Nothing would have been more shocking for the BJP than its defeat in Uttar Pradesh’s Faizabad constituency, where the Ram Mandir has been built. Modi may have thought he would be able to win the Lok Sabha election hands down after the consecration of that temple, which became a centrepiece of the BJP’s election campaign. The BJP lost that seat to the Samajwadi Party! Modi must be disappointed that the Ram Mandir hype failed to trigger a massive wave of support for his party. This particular defeat signifies a massive setback for the BJP’s ethno-religious agenda.

Modi’s divisive election campaign failed to yield the desired result. The BJP’s failure to secure an outright majority could be attributed to a host of factors, some of them being the suppression of the Opposition, the arrogance of power, chronic unemployment, and the rising cost of living. The BJP also did not care to reimage itself in a positive light to attract the youth.

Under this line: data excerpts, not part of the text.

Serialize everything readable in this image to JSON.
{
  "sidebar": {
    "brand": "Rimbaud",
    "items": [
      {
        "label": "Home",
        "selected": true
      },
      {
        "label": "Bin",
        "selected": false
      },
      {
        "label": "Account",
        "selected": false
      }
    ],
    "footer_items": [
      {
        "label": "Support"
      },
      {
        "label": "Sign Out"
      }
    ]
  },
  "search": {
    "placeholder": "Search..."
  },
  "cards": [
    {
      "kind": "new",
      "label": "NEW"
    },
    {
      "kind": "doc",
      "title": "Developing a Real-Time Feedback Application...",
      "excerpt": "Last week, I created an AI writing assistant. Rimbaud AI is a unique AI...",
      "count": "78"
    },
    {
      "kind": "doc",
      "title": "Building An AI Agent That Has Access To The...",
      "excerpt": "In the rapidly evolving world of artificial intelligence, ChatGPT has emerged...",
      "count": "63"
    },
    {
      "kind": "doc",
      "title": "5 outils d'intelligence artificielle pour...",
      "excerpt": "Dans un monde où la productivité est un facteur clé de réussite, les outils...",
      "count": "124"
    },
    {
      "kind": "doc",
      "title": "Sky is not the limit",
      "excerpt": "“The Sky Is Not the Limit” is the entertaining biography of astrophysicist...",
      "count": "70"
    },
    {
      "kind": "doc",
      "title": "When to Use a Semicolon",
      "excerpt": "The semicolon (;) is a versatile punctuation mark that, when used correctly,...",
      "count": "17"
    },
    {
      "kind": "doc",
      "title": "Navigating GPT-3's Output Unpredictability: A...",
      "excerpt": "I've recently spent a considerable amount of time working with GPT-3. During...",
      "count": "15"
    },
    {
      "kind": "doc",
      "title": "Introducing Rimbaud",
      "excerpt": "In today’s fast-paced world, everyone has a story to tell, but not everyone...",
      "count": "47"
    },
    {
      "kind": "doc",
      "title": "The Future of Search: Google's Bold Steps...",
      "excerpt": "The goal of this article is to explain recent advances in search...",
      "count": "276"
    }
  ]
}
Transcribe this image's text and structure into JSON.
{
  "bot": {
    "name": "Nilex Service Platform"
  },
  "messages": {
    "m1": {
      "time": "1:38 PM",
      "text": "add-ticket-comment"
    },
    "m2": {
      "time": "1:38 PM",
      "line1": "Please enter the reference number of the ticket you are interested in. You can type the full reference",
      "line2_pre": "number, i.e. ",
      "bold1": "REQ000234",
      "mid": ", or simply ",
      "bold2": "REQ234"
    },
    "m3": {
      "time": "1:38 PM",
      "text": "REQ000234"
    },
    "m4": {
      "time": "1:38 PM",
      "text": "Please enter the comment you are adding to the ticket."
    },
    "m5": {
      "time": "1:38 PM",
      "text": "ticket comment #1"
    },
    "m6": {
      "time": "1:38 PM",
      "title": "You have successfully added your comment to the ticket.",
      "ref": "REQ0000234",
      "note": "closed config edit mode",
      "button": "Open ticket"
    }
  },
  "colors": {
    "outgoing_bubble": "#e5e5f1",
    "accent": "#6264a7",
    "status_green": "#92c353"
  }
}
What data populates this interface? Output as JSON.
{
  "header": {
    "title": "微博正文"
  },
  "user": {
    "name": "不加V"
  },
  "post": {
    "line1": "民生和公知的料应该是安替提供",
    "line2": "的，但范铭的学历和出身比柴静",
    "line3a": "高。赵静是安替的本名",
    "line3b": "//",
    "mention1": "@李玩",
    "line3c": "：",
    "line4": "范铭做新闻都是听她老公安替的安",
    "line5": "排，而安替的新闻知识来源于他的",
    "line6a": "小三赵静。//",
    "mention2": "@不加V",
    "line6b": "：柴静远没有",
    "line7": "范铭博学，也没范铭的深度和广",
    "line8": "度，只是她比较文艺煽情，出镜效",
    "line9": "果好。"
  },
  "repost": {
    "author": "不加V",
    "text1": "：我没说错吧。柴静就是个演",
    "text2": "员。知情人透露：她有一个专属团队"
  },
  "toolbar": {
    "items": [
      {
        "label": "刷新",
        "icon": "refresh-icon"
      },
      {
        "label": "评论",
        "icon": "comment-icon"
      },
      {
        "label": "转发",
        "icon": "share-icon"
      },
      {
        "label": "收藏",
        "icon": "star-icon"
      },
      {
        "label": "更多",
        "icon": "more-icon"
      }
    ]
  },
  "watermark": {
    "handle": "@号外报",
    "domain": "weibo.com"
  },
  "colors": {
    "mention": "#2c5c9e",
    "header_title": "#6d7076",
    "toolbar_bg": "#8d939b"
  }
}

Modi will hereafter see the Congress-led INDIA bloc with 223 seats, in his rearview mirror. The Congress (99 seats) and its allies have eaten into the BJP support base considerably, but they have a long way to go before being able to capture power.

The bumpy ride ahead for the BJP-led coalition government to be formed may improve the INDIA bloc’s chances of bettering their electoral performance and turning the tables on the BJP and its allies in time to come. Modi will have a lot to worry about in his third term.